Para Turner, portanto, a fronteira é o espaço e a experiência que forja o cidadão estadunidense e sua sociabilidade única, distanciando-o das velhas tradições europeias na medida em que avança rumo ao Pacífico: “O verdadeiro ponto de vista na história desta nação não é a costa atlântica, é o Grande Oeste [...] a fronteira é a borda externa da onda – o ponto de encontro entre a selvageria e a civilização” (TURNER, 2010, p. 03). Subjaz à formação territorial dos Estados Unidos da América seja por meio da guerra, da diplomacia e do extermínio dos povos originários a experiência de solitários pioneiros que desbravaram as terras e formaram a nação metro a metro, avançando metro a metro sobre a terra livre

A Tese da Fronteira de Turner mitifica a experiência real e concreta dos pioneiros estadunidenses entre os séculos XVIII e XIX porque centra a formação da sociabilidade dos EUA sem considerar diversos outros processos de suma importância na história, como a Guerra Civil e a escravidão. Ainda assim, a Tese da Fronteira foi e ainda é muito influente na cultura daquela nação, não apenas como História, mas também servindo de tema à produção cultural de massa, destacando-se dentre elas o cinema. Não apenas os clássicos filmes ambientados no “velho oeste” trazem às telas colonos e cowboys corajosos, impetuosos, moralistas e desbravadores, enfrentando hordas de indígenas, domesticando cavalos selvagem e avançando rumo ao oeste distante, mas também em filmes como Guerra nas Estrelas, que coloca em cena colonos desbravando o espaço sideral em busca de um planeta que possa ser seu novo lar. O cinema estadunidense tem colonos, heróis solitários, núcleos familiares e valores comunitários atravessando suas produções em diversos gêneros: a comédia, o drama, a tragédia, a ficção científica e o romance e servem de veículos para recontar o velho mito da fronteira, o mito fundador do povo americano. 

 

O Espaço Vital 

Embora criado por um alemão, o geógrafo e etnólogo Friedrich Ratzel, o conceito de Espaço Vital, também muito conhecido no Brasil pelo seu termo original – lebensraum – é totalmente influenciado pela doutrina do Destino Manifesto e pela tese da fronteira. Ratzel visitou os Estados Unidos da América em 1873, ocasião em que conheceu e se impressionou com ambas formulações e seus resultados práticos tanto no que concerne à mobilização da população quanto nas conquistas territoriais que propiciou. 

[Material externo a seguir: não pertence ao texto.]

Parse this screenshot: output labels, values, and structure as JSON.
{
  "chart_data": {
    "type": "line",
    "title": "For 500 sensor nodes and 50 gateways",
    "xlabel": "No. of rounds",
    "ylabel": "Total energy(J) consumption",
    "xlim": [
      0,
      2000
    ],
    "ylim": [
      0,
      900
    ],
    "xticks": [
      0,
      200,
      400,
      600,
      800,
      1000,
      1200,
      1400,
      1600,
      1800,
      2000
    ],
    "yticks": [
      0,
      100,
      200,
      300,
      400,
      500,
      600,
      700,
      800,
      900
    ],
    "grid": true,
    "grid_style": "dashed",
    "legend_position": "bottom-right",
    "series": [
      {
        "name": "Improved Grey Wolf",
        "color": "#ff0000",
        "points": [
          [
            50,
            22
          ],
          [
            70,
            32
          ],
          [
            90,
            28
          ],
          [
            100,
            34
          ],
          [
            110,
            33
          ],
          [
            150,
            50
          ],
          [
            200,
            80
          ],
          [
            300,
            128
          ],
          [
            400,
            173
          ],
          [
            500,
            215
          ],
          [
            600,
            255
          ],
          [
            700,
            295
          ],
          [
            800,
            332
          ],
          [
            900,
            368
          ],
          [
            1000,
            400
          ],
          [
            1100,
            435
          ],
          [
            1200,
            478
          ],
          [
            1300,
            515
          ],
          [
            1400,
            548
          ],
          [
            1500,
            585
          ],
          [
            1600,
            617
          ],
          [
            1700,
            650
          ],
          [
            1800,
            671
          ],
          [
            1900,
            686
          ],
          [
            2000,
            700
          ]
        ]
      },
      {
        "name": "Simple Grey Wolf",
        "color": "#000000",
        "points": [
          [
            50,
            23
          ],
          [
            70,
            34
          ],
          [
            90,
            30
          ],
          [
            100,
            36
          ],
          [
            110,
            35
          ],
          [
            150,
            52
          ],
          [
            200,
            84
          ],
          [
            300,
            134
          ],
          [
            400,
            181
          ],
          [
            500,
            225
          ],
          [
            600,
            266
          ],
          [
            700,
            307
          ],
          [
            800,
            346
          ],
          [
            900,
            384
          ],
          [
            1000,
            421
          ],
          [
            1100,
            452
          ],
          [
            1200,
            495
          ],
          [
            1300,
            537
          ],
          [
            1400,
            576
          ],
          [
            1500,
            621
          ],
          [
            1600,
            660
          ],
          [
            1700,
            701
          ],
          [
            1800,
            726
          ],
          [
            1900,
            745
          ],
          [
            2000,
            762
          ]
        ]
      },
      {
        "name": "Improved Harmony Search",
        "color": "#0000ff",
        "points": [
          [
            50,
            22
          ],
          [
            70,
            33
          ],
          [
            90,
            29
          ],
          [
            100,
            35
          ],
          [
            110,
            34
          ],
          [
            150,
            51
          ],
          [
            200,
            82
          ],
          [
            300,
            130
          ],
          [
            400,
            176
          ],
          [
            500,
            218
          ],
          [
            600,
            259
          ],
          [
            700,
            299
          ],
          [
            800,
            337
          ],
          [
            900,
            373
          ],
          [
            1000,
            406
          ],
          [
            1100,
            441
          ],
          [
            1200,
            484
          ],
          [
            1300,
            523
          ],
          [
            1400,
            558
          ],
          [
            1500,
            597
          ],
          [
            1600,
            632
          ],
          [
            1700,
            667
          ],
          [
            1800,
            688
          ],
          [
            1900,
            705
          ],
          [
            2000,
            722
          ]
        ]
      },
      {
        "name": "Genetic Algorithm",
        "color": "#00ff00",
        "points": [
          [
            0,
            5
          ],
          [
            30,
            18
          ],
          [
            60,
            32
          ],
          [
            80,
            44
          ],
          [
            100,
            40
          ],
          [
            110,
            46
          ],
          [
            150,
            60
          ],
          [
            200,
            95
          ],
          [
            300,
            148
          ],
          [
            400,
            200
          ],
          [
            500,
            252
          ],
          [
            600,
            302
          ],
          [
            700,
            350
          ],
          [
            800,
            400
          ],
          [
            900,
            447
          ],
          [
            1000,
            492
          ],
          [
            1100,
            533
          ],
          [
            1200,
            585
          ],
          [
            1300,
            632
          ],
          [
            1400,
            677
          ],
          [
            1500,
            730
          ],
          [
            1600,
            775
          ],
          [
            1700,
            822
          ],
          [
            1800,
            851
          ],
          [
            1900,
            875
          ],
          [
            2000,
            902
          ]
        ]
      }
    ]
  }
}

Ratzel foi responsável pelo desenvolvimento da geografia política e a sai ideia de Espaço Vital foi determinante para entender os processos de desenvolvimento político das populações humanas e suas conexões com o espaço geográfico que ocupam. Nessa perspectiva, a luta por territórios são, antes de tudo, luta por espaços vitais, e assim, torna-se legítima a conquista de tais espaços pelos povos mais preparados para o fazê-lo, mesmo que isso signifique tomá-los de povos tido como “inferiores”. Em seus próprios termos:

Semelhantes à luta pela vida, cuja finalidade básica é obter espaço, as lutas dos povos dão-se quase sempre pelo mesmo objetivo. Na história moderna a recompensa pela vitória sempre foi, ou tem pretendido ser, unir proveito territorial (RATZEL apud WERNECK, 1976, p. 50).

 

A doutrina do Destino manifesto e a Tese da Fronteira foram determinantes para a formação ideológica que animou os estadunidenses em seu processo de colonização das que eram por eles chamadas de terras livres, mas que de forma alguma eram desocupadas, levando à mobilização de suas forças diplomáticas, econômicas e militares. Já o conceito de lebensraum serviu como ideologia que mobilizou as reivindicações coloniais alemãs na virada dos séculos XIX para XX. Poucas décadas depois de formulada, foi acolhido pelos nazistas, que o consideraram fundamental para o desenvolvimento do Reich de Mil Anos. Primeiramente, a vastidão territorial garantiria a segurança e a liberdade, como Hitler escreveu em seu livro Minha Luta, principal referência ideológica nazista.

A garantia da segurança externa de um povo depende da extensão de seu "habitat". Quanto maior for o espaço de que um povo disponha, tanto maior é sua proteção natural; pois sempre foram conseguidas vitórias militares mais rápidas e, por isso mesmo, mais fáceis e especialmente mais eficientes e mais completas contra povos apertados em pequenas superfícies de terra do que contra Estados de vasta extensão territorial.  [...] Na vastidão territorial, em si mesma, já existe uma base para a fácil conservação da liberdade e da independência de um povo, enquanto que, ao contrário, a pequenez territorial como que desafia a conquista (HITLER, 2000, p. 417).

 

Mas para Hitler, não se trata apenas de garantir segurança e liberdade, mas de assegurar campos para assentamentos de colonos que formassem uma ampla e unida nação.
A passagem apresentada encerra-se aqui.